How Psilocybin Mushrooms Grow: An Introduction to Mushroom Cultivation Biology
About This Video
Most mushroom cultivation tutorials teach you the steps without explaining the biology behind them. This video from Mycophilia does the reverse: it starts with the biology of Psilocybe cubensis as a living organism — what it needs, how it grows, how it reproduces — and then derives the cultivation practices from first principles. The result is a tutorial that teaches you not just what to do but why, so when something goes wrong you can diagnose it rather than guess.
The fungal biology section is excellent. Psilocybe cubensis is a coprophilous (dung-loving) saprotrophic fungus — it evolved to colonize nutrient-rich, warm, humid substrates with a specific microbial community already present. Cultivation systems are essentially recreating those conditions with controlled variables. Understanding that the fungus is trying to colonize, protect its substrate from competitor organisms, and eventually fruit when stressed by environmental signals explains nearly every step of the cultivation process.
Mycelium growth phases are covered in biological terms: germination from spores, vegetative growth through colonization, substrate senescence triggering fruiting, and the relationship between carbon dioxide accumulation, humidity, and fresh air exchange in stimulating primordia formation. Knowing that CO2 inhibits fruiting because it signals enclosed substrate (evolutionary logic: fruit when air is available to disperse spores) explains why FAE is not optional.

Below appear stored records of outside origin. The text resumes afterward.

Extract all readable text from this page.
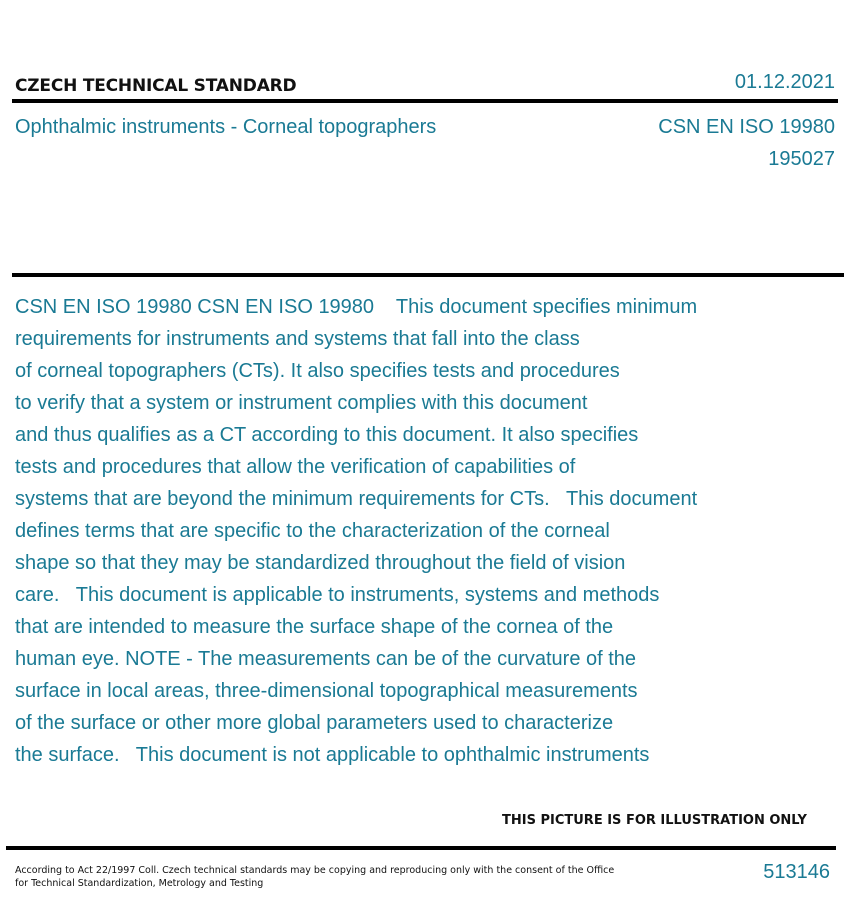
CZECH TECHNICAL STANDARD	01.12.2021
Ophthalmic instruments - Corneal topographers	CSN EN ISO 19980
195027
CSN EN ISO 19980 CSN EN ISO 19980    This document specifies minimum
requirements for instruments and systems that fall into the class
of corneal topographers (CTs). It also specifies tests and procedures
to verify that a system or instrument complies with this document
and thus qualifies as a CT according to this document. It also specifies
tests and procedures that allow the verification of capabilities of
systems that are beyond the minimum requirements for CTs.   This document
defines terms that are specific to the characterization of the corneal
shape so that they may be standardized throughout the field of vision
care.   This document is applicable to instruments, systems and methods
that are intended to measure the surface shape of the cornea of the
human eye. NOTE - The measurements can be of the curvature of the
surface in local areas, three-dimensional topographical measurements
of the surface or other more global parameters used to characterize
the surface.   This document is not applicable to ophthalmic instruments
THIS PICTURE IS FOR ILLUSTRATION ONLY
According to Act 22/1997 Coll. Czech technical standards may be copying and reproducing only with the consent of the Office
for Technical Standardization, Metrology and Testing
513146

The contamination section reframes contamination biologically: it is not a failure of cleanliness as an abstract value, but the result of competitor organisms (Trichoderma, Aspergillus, Neurospora) outcompeting your mycelium for substrate resources. The conditions that favor contamination — moisture excess, inoculation failures, substrate nutrient imbalances — are analyzed in terms of competitive advantage rather than hygiene rules.
LearnShrooms note: this video covers the biology of Psilocybe cubensis cultivation. Cultivation of psilocybin-containing species is federally illegal in the United States and illegal in most states. Check your state's current laws at our state law pages before proceeding.
Key Takeaways
- Psilocybe cubensis evolved as a coprophilous saprotrophic fungus — cultivation systems succeed by recreating its natural substrate conditions with controlled variables.

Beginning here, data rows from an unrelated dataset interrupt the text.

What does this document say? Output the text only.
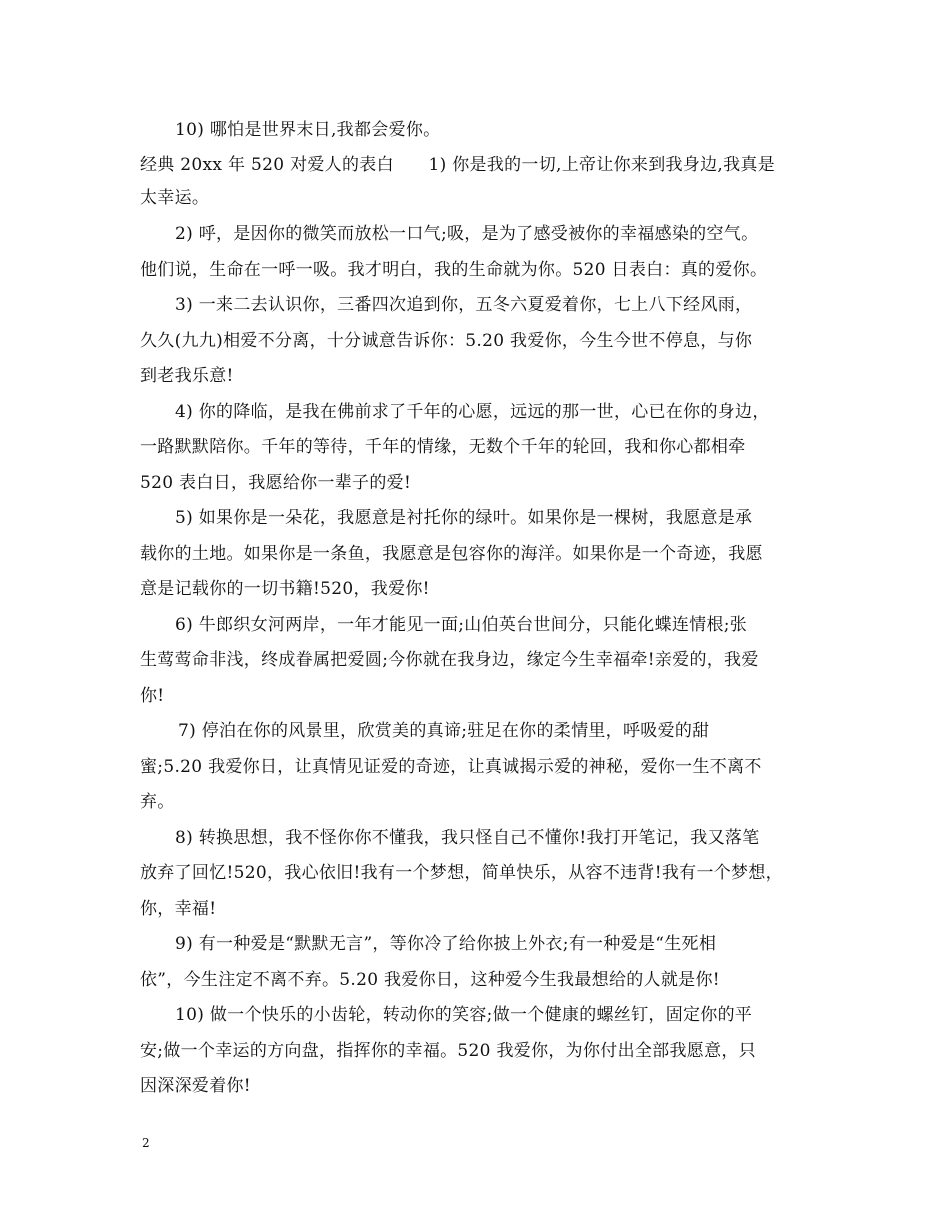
10) 哪怕是世界末日,我都会爱你。
经典 20xx 年 520 对爱人的表白　　1) 你是我的一切,上帝让你来到我身边,我真是
太幸运。
2) 呼，是因你的微笑而放松一口气;吸，是为了感受被你的幸福感染的空气。
他们说，生命在一呼一吸。我才明白，我的生命就为你。520 日表白：真的爱你。
3) 一来二去认识你，三番四次追到你，五冬六夏爱着你，七上八下经风雨，
久久(九九)相爱不分离，十分诚意告诉你：5.20 我爱你，今生今世不停息，与你
到老我乐意!
4) 你的降临，是我在佛前求了千年的心愿，远远的那一世，心已在你的身边，
一路默默陪你。千年的等待，千年的情缘，无数个千年的轮回，我和你心都相牵
520 表白日，我愿给你一辈子的爱!
5) 如果你是一朵花，我愿意是衬托你的绿叶。如果你是一棵树，我愿意是承
载你的土地。如果你是一条鱼，我愿意是包容你的海洋。如果你是一个奇迹，我愿
意是记载你的一切书籍!520，我爱你!
6) 牛郎织女河两岸，一年才能见一面;山伯英台世间分，只能化蝶连情根;张
生莺莺命非浅，终成眷属把爱圆;今你就在我身边，缘定今生幸福牵!亲爱的，我爱
你!
7) 停泊在你的风景里，欣赏美的真谛;驻足在你的柔情里，呼吸爱的甜
蜜;5.20 我爱你日，让真情见证爱的奇迹，让真诚揭示爱的神秘，爱你一生不离不
弃。
8) 转换思想，我不怪你你不懂我，我只怪自己不懂你!我打开笔记，我又落笔
放弃了回忆!520，我心依旧!我有一个梦想，简单快乐，从容不违背!我有一个梦想，
你，幸福!
9) 有一种爱是“默默无言”，等你冷了给你披上外衣;有一种爱是“生死相
依”，今生注定不离不弃。5.20 我爱你日，这种爱今生我最想给的人就是你!
10) 做一个快乐的小齿轮，转动你的笑容;做一个健康的螺丝钉，固定你的平
安;做一个幸运的方向盘，指挥你的幸福。520 我爱你，为你付出全部我愿意，只
因深深爱着你!
2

- CO2 inhibits fruiting body formation at the biological level — FAE is not just 'fresh air' but the evolutionary trigger signal for spore dispersal.
- Contamination is competitive displacement — Trichoderma, Aspergillus, and bacteria outcompete mycelium under conditions that favor them (wet substrate, elevated temps, poor sterilization).
- The fruiting trigger is environmental stress signaling — falling substrate moisture, temperature differential, light cycles, and humidity all contribute.
- Understanding why each step works lets you adapt when conditions vary — the same biological principles apply whether you are using PF Tek or a bulk substrate monotub.